Je l’avais croisé sur la blogo, et ça faisait déjà quelques mois qu’il traînait dans ma whishlist : La Revanche de Kevin de Iegor Gran. Avec un titre pareil, vous pensez bien, ça m’a rendue curieuse. Kevin travaille pour la Radio (avec une majuscule). Il est commercial. Dans un milieu où tout le monde parle, se pavane, écrit, il sait bien que son prénom fait tâche. Il a en effet conscience qu’on ne dit plus de Kevin que c’est un prénom breton, mais plutôt que c’est un prénom de pochtron intellectuellement limité. Alors, il veut se venger, de tout ces gens qui se crispent ou ont des regards en coin dès qu’il se présente.
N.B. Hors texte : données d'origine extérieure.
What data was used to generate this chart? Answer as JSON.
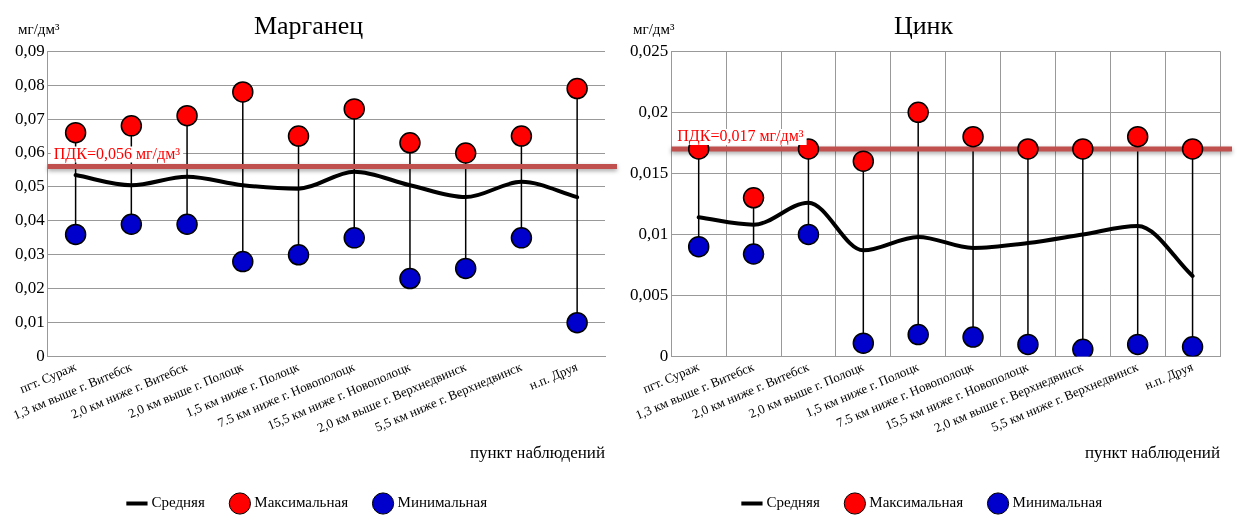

Il a manigancé la chose et la pratique depuis assez longtemps pour être devenu un expert. Il endosse une fausse identité, et piège un auteur. Le dernier exemple en date a eu lieu au Salon du Livre de Paris : il s’est fait passé pour un lecteur d’une grande maison d’édition et a réussi à faire tomber dans le panneau un écrivain. François-René Pradel pensait en effet avoir envoyé son dernier manuscrit à Alexandre Janus-Smith. Ce dernier lui avait promis l’édition de son livre. Mais quelle déconvenue quand il apprend finalement que celui-ci n’a jamais existé !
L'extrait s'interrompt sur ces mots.